Unsere derzeitige Orgel auf der Empore wurde nicht für den Raum von St. Paul gebaut, sondern sie ist wie Sie vermutlich alle wissen eine Dauerleihgabe der Universität Mozarteum, eine Übungsorgel, auf der viele Musikstudenten das Orgelspiel lernten und verbesserten. Unsere St. Pauler KirchenmusikerInnen Susanne Binder, Peter Mittendorfer und Katrin Schindlecker spielen auf dieser Orgel und kämpfen immer wieder auch mit ihr, denn sie ist so nennen sie es sehr „runtergespielt“. Wir sind dankbar, dass wir zunächst überhaupt eine Orgel dieser Größenordnung bekommen haben. Aber es ist eben eine Übeorgel, und sie ist nicht so stabil und nicht mit den Materialien gebaut, dass sie der Beanspruchung auf Dauer standhalten kann.
Der Beschluss
Die Abwägung, ob die alte Orgel repariert werden oder eine neue gebaut werden sollte, fiel zugunsten eines neuen, für St. Paul geschaffenen Instrumentes. Der Beschluss dafür wurde in der Pfarrgemeinderatssitzung vom 28. April 2008 gefasst. An dieser Sitzung nahmen auch die Orgelexperten Bernhard Gfrerer, Heribert Metzger, Michaela Aigner |
und Philipp Pelster teil. Sie alle bestätigten den schlechten Zustand unserer Orgel und informierten über mögliche Vorgehensweisen, zu einer für St. Paul genau passenden Orgel zu kommen.
Welche Orgel passt?
Es gibt nicht „die“ gute Orgel. Denn irgendwo anders eine wunderschön klingende und auch optisch beeindruckende Orgel gesehen zu haben, heißt nicht, dass diese auch in unseren Kirchenraum passen würde. In den nächsten Monaten soll deshalb ein Orgelbeirat uns beratend zur Seite stehen, man wird Orgelbauer aufsuchen, sich den Klang verschiedener Instrumente in den verschiedenen Kirchen anhören, usw.
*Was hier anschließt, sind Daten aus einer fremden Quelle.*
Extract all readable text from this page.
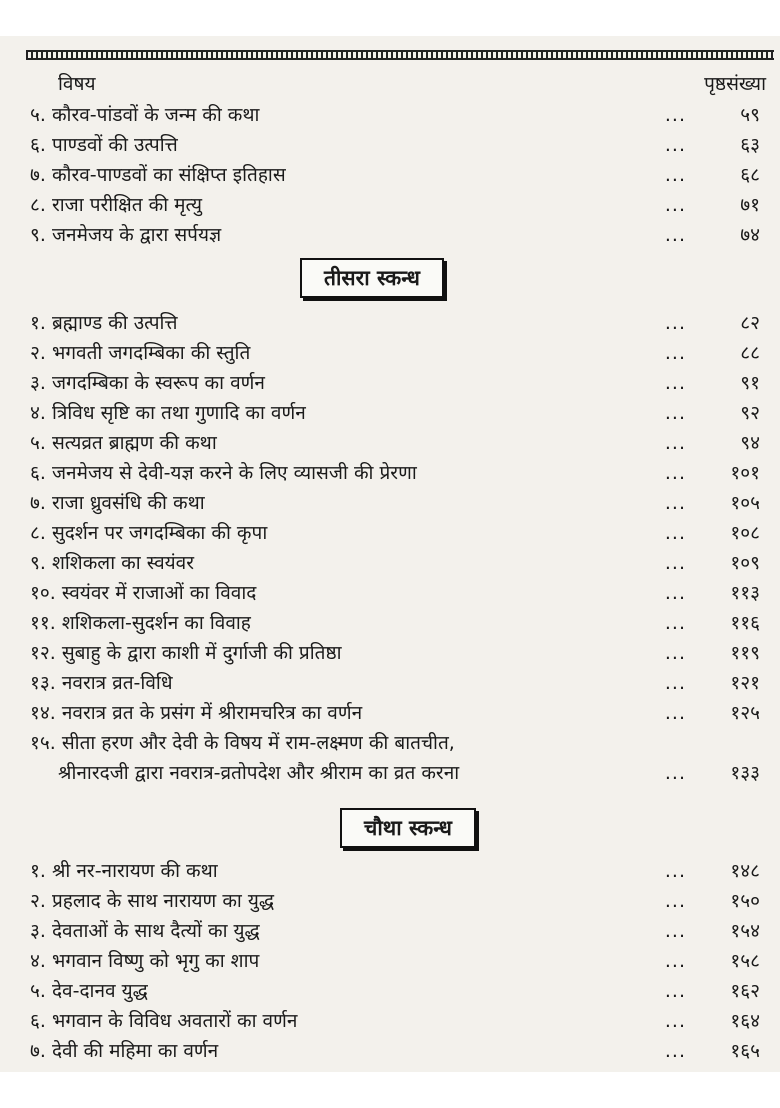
विषय	पृष्ठसंख्या
५. कौरव-पांडवों के जन्म की कथा	...	५९
६. पाण्डवों की उत्पत्ति	...	६३
७. कौरव-पाण्डवों का संक्षिप्त इतिहास	...	६८
८. राजा परीक्षित की मृत्यु	...	७१
९. जनमेजय के द्वारा सर्पयज्ञ	...	७४
तीसरा स्कन्ध
१. ब्रह्माण्ड की उत्पत्ति	...	८२
२. भगवती जगदम्बिका की स्तुति	...	८८
३. जगदम्बिका के स्वरूप का वर्णन	...	९१
४. त्रिविध सृष्टि का तथा गुणादि का वर्णन	...	९२
५. सत्यव्रत ब्राह्मण की कथा	...	९४
६. जनमेजय से देवी-यज्ञ करने के लिए व्यासजी की प्रेरणा	...	१०१
७. राजा ध्रुवसंधि की कथा	...	१०५
८. सुदर्शन पर जगदम्बिका की कृपा	...	१०८
९. शशिकला का स्वयंवर	...	१०९
१०. स्वयंवर में राजाओं का विवाद	...	११३
११. शशिकला-सुदर्शन का विवाह	...	११६
१२. सुबाहु के द्वारा काशी में दुर्गाजी की प्रतिष्ठा	...	११९
१३. नवरात्र व्रत-विधि	...	१२१
१४. नवरात्र व्रत के प्रसंग में श्रीरामचरित्र का वर्णन	...	१२५
१५. सीता हरण और देवी के विषय में राम-लक्ष्मण की बातचीत,
श्रीनारदजी द्वारा नवरात्र-व्रतोपदेश और श्रीराम का व्रत करना	...	१३३
चौथा स्कन्ध
१. श्री नर-नारायण की कथा	...	१४८
२. प्रहलाद के साथ नारायण का युद्ध	...	१५०
३. देवताओं के साथ दैत्यों का युद्ध	...	१५४
४. भगवान विष्णु को भृगु का शाप	...	१५८
५. देव-दानव युद्ध	...	१६२
६. भगवान के विविध अवतारों का वर्णन	...	१६४
७. देवी की महिमा का वर्णन	...	१६५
Wie unsere neue Orgel klingen wird, wie sie aussehen wird, welche Disposition (das ist die Gesamtanlage der Orgel mit den einzelnen Registern, der Traktur, der Manualverteilung) sie haben wird, und wie viel sie letztlich kosten wird, kann gegenwärtig noch nicht gesagt werden. Auszugehen ist aber, je nach Anzahl der Register, von einer Summe ab 300.000 Euro. Zuerst müssen die St. PaulerInnen sich Klarheit verschaffen, für welche Literatur die Orgel gebaut werden soll, denn so Heribert Metzger, Domorganist und Mitglied der Orgelkommission der Erzdiözese Salzburg „die Universalorgel, auf der alles gespielt werden kann, gibt es nicht, sie ist eine Verirrung der 60er Jahre.“ „Jedenfalls soll die Orgel der Gestaltung des Gottesdienstes dienen“, meint Peter Mittendorfer und dieser Meinung können wir uns wohl alle anschließen!